After three weeks at Hasbro, Michael went to Spaulding Rehabilitation Hospital in Boston. “He couldn’t eat; he couldn’t speak; he couldn’t walk,” Laura says. He received nourishment through a feeding tube, and doctors said he would probably never walk again.

Michael underwent two months of physical, occupational, and speech therapy as an inpatient at Spaulding. Throughout this time, Laura stayed by his side, but neither 11-year-old Eric nor 9-year-old Lauren, his sister, complained about their mother’s absence from their home in Lincoln, Rhode Island.

Eventually, Michael’s body began functioning again. The speech therapy not only got him talking but also, through practice with pudding, restored his swallowing ability. “It took a while for other muscles to come back,” says Michael.

Even so, Laura notes that Michael never felt sad about his illness. Michael says, “It just happened so fast; what can you do other than try to get better?” As to what kept him going through the hard times, he credits his friends and family: “Knowing that, when I got home, they would still be there--that helped.”

When Michael’s talking did return, it began with a slow whisper; as it grew louder, it entered a robot-like phase. Laura still remembers the time Michael decided to phone a friend for the first time since he became ill; she was surprised that he remembered the number.
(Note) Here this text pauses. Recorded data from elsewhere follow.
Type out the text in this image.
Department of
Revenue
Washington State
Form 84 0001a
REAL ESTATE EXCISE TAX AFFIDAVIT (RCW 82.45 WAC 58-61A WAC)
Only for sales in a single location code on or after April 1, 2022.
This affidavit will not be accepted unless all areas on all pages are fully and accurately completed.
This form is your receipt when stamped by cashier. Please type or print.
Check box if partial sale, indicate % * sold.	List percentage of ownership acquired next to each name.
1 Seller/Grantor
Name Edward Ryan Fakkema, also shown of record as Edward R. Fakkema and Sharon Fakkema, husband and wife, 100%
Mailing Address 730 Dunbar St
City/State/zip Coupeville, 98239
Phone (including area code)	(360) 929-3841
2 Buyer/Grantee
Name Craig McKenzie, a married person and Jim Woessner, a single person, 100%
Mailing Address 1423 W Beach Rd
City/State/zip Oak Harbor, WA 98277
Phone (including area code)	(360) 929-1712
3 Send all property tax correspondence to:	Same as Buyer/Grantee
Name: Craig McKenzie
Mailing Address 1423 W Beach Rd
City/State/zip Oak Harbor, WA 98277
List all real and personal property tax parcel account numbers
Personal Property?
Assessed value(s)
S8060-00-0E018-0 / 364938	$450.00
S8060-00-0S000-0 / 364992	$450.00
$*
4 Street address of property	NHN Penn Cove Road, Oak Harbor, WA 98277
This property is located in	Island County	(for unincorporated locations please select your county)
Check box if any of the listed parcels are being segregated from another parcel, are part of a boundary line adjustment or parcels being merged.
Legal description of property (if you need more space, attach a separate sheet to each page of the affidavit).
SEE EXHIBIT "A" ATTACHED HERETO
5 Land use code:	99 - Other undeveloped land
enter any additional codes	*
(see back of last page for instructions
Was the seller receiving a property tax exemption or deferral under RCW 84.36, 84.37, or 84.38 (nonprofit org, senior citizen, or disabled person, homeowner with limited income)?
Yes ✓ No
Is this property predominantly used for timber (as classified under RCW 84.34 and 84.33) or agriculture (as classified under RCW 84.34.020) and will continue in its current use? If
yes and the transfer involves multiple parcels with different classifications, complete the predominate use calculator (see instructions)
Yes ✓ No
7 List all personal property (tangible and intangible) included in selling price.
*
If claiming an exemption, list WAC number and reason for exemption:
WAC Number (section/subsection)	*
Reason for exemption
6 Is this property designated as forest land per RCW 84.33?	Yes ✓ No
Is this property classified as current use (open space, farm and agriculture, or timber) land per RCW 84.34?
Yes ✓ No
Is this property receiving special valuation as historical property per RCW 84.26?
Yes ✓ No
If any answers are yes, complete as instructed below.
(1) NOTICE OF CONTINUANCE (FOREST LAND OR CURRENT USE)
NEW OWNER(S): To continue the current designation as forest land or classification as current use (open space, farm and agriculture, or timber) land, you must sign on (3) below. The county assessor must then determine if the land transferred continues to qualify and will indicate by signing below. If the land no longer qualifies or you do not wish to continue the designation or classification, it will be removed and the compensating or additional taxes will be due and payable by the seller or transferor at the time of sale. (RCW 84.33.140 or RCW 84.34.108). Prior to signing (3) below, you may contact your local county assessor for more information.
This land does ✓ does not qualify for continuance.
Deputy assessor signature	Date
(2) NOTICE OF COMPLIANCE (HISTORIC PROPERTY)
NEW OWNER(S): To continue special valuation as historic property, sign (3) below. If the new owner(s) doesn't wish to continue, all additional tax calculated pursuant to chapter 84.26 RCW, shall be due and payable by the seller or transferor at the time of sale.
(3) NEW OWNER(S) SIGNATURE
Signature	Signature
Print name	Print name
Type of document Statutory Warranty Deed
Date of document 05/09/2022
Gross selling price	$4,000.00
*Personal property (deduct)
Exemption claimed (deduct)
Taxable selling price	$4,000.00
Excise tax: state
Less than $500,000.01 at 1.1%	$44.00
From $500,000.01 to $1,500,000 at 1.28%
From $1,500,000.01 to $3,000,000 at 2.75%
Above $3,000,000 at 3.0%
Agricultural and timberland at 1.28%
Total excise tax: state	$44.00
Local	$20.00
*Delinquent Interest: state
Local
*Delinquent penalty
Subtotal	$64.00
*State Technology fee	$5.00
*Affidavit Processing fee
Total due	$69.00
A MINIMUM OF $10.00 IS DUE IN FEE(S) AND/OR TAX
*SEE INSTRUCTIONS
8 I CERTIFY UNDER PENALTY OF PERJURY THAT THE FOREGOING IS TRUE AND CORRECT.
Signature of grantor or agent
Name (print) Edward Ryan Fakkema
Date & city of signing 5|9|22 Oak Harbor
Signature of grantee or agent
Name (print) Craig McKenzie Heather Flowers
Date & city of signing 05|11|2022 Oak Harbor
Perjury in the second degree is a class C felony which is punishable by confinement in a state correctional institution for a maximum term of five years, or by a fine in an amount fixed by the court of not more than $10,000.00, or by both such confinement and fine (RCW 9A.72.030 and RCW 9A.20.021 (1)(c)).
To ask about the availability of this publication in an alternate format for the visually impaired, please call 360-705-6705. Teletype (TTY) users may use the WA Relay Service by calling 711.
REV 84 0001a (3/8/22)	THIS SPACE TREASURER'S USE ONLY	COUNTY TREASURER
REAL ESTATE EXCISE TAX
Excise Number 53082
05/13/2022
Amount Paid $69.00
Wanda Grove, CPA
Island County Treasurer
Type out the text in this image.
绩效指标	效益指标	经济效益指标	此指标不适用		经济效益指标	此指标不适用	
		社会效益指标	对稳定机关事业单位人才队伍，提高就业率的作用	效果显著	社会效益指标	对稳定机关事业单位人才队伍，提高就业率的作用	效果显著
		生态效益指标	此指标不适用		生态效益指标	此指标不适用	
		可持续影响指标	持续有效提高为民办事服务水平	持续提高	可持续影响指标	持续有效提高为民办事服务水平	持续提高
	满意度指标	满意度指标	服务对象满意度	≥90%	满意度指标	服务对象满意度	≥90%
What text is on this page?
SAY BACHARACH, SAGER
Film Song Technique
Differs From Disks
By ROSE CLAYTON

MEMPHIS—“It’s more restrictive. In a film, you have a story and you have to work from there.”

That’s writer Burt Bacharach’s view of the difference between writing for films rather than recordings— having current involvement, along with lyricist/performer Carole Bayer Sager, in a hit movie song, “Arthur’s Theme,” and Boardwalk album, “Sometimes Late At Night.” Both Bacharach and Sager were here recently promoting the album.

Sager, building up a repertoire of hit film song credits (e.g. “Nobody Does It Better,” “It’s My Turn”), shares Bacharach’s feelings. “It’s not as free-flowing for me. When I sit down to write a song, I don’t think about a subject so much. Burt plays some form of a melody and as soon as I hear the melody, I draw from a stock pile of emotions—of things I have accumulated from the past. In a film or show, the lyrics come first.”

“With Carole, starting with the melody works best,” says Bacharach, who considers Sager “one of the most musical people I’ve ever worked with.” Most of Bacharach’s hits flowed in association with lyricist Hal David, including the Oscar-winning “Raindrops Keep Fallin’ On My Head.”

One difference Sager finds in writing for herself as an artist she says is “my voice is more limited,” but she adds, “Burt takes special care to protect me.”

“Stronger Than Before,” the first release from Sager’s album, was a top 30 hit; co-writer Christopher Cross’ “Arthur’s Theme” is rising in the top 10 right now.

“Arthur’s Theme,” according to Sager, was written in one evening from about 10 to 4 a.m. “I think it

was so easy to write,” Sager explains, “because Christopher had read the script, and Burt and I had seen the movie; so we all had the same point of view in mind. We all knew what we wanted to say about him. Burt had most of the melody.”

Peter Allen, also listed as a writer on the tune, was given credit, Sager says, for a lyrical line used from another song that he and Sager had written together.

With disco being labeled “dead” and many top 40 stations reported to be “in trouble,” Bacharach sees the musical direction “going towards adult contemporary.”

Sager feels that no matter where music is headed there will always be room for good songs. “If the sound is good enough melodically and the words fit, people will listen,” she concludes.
His medical problems had left his memory untouched.

Gradually, the eighth-grader resumed his education, at first with the help of a tutor at Spaulding. Later, he also attended school in a wheelchair with an aide one day a week. After Michael moved on to the next grade, he and Laura, encouraged by his desire to avoid falling behind in his classes and to spend more time with friends, pushed to get him back into school full-time even though the medical experts thought it too soon.

Three months after a tumor unleashed bleeding in Michael’s brain, the family welcomed him back home. He began putting in a full day at school and continuing his rehabilitation as an outpatient.

Despite all his therapy, Michael could not stay up more than about two hours before exhaustion set in. That did not stop his 13-year-old friends from coming over to visit and transferring him from the wheelchair to the couch or helping him with his leg braces. “He couldn’t do a heck of a lot, and they would still come and hang out with him, and they still do, four years later,” Laura says.

Today, Michael says, “I feel good physically.” Defying the odds, he walks, although with a walker. He uses a wheelchair only at school so that he can hustle from one class to the next in under four minutes. He goes to a gym, where he rides an exercise bike and does strength-building leg presses to make walking easier.

When asked how his life differs now compared to before his clash with cancer, Michael says “it’s not too different” except for the fact that he no longer plays sports. When Laura reminds him that he walks with assistance now, he says, with a laugh, “Yeah, but big deal.” Even his yearly MRI stirs up no worries in him about the cancer returning.

On further reflection, Michael talks about the upside of his illness. As he once told his mother, “If I didn’t get sick, I wouldn’t have been able to go and meet the Raiders.” The family saw the team play football in Oakland, California, thanks to A Wish Come True. “That was awesome,” Michael says. Now, he serves as the Rhode Island group’s first ambassador and speaks at many of its functions. “I like speaking in front of people; it’s fun,” he says.

Michael’s love of sports and public speaking mesh well with his career plans; he wants to become a lawyer or a sports agent. Although he faced cancer fearlessly, he has found his senior year of high school stressful as he prepares for college. He looks forward to graduating from high school on June 12, 2009, exactly five years after his Yorkshire terrier saved his life.

Laura Hartley is writing a book about Michael’s cancer journey.